Mano nella manoSin dalla nascita i nostri genitori vegliano sulla nostra salute.

“Il fuoco scotta, attento all’acqua bollente, non prendere vento se sei sudato, non mangiare troppa cioccolata, non bere cose gelate, evita le brutte amicizie, non correre troppo con la bici, non fumare…”

I nostri genitori hanno fatto (e continuano a fare) prevenzione rischi.

La prevenzione serve a preservare la specie ed il modo in cui viene fatta connota ogni generazione.

Nell’era dell’information technology i messaggi sono gli stessi, ma con un canale diverso, ora le mamma ed i papà per controllare i propri figli e fare prevenzione usano gli smartphone…

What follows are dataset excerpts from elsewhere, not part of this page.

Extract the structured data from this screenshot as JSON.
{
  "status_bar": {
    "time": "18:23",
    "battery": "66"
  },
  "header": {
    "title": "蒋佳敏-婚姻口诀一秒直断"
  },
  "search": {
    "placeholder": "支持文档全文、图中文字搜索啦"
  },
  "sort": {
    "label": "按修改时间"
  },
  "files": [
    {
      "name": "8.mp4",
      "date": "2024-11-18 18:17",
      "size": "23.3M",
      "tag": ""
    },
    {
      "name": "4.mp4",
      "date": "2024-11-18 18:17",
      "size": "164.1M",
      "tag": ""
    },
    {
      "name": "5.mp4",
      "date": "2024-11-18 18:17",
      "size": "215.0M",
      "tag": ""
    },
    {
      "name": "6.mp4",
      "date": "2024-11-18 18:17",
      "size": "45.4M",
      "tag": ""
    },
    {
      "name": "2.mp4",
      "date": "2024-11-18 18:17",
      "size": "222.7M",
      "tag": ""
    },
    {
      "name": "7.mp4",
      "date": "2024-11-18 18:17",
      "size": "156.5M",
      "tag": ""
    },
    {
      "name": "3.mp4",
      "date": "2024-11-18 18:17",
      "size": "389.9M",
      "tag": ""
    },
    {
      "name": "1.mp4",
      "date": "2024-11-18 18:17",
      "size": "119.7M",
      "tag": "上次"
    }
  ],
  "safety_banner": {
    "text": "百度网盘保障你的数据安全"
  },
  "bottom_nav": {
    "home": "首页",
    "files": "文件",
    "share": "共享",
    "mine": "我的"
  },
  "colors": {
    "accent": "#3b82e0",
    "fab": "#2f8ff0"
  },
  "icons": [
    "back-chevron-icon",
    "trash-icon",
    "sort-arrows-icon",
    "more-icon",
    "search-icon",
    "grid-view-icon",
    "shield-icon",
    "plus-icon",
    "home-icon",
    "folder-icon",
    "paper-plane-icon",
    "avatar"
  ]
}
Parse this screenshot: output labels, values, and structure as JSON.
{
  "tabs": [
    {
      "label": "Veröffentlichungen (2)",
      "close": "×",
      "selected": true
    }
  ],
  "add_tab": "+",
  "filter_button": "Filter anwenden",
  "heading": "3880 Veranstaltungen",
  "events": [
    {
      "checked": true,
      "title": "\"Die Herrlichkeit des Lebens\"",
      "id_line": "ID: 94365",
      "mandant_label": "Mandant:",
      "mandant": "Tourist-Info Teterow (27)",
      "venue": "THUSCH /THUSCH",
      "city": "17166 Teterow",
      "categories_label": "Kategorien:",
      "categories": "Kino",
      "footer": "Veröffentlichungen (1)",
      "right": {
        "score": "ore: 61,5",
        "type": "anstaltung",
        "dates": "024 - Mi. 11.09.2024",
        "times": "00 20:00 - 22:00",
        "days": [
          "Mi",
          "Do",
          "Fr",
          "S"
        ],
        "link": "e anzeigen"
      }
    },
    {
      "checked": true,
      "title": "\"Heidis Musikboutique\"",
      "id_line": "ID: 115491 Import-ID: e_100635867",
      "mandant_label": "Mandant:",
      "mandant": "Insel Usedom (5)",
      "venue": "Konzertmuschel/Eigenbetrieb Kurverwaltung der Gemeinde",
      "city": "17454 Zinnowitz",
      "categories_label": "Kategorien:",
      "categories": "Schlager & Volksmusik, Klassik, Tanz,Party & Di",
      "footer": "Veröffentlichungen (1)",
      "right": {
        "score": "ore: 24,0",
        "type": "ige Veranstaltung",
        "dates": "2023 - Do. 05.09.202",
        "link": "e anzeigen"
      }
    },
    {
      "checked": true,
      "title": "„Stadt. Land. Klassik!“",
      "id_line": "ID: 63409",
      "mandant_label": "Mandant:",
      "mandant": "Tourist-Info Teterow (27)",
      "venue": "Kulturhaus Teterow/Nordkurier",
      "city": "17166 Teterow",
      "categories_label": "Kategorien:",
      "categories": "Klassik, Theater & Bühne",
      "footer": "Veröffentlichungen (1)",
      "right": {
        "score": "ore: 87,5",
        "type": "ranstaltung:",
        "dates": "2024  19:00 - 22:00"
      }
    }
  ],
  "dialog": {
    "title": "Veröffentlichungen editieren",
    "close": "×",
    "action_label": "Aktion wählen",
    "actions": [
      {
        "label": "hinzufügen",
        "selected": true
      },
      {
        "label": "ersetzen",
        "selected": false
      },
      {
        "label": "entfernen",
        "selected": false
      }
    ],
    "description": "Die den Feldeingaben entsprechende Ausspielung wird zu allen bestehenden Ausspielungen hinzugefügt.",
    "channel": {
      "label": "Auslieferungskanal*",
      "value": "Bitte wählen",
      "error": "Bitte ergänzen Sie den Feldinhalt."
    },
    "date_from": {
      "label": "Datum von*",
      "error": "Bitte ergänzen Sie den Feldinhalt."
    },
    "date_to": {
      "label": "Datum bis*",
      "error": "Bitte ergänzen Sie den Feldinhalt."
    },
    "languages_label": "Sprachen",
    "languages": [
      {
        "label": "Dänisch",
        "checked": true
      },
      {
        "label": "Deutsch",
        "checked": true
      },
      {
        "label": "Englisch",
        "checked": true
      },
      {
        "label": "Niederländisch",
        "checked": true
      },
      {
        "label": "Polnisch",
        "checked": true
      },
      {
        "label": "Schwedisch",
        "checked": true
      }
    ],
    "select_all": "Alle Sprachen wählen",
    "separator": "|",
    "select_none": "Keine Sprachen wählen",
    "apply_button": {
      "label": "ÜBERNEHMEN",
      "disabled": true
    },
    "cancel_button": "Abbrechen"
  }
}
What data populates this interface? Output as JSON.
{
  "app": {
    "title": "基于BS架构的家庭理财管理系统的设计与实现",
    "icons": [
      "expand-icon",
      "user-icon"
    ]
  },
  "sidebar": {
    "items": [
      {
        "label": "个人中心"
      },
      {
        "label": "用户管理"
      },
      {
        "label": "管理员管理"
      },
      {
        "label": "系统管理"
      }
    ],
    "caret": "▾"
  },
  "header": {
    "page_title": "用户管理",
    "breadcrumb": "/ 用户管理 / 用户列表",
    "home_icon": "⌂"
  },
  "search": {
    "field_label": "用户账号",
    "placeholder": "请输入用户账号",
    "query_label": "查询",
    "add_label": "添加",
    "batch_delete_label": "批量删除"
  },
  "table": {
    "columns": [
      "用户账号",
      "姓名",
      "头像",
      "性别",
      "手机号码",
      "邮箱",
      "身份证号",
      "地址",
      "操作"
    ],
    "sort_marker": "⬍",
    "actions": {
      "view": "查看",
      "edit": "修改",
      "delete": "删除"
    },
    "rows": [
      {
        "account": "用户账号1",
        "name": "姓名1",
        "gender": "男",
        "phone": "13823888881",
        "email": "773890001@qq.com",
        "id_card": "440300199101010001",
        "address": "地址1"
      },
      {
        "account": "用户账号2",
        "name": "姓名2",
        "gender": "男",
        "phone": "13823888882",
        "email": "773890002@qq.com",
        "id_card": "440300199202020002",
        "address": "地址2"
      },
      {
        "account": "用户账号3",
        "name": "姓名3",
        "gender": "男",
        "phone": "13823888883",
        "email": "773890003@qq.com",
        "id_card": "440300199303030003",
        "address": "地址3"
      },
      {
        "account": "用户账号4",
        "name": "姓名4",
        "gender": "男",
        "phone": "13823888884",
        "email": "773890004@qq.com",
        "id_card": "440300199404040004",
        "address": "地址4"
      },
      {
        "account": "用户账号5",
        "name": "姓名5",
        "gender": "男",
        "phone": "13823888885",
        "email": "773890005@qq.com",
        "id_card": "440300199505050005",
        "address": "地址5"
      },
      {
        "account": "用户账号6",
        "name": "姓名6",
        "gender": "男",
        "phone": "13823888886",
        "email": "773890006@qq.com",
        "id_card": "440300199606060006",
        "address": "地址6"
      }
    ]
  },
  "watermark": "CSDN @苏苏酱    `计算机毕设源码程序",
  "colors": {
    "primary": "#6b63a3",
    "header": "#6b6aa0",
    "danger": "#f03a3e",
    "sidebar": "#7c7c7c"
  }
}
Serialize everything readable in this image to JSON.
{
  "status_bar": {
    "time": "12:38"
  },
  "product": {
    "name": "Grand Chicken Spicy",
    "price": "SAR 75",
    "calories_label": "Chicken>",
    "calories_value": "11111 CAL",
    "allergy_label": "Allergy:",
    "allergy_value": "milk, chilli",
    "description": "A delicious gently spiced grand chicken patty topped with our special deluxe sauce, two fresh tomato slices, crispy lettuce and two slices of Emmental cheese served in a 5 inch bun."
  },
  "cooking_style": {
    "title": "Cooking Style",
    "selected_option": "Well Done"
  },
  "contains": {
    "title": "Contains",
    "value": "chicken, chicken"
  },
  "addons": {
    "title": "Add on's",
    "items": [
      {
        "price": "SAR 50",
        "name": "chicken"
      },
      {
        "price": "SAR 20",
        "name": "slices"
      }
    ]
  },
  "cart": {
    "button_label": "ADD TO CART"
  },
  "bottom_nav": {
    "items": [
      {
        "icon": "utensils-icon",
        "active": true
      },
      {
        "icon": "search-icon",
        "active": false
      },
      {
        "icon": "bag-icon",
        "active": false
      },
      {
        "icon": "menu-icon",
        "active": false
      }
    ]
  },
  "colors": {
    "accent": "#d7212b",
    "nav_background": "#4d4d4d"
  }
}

Com’è possibile che nei comuni la prevenzione delle emergenze sia trasmessa ancora su carta?

Com’è possibile che non sia aggiornata in tempo reale?

Eppure basterebbe poco per far sapere ai cittadini che un’area di attesa è inagibile e ce n’è un’altra, oppure ai soccorritori che una strada si allaga e va evitata…

Forse prima di parlare di Big Data, Open Data, Smart Data… non sarebbe il caso di riflettere su come garantire la sicurezza di chi quei “Data” li produce???

In fondo si parla di una cosa banale che molti definiscono fiducia nelle istituzioni, però è pur sempre un punto di partenza.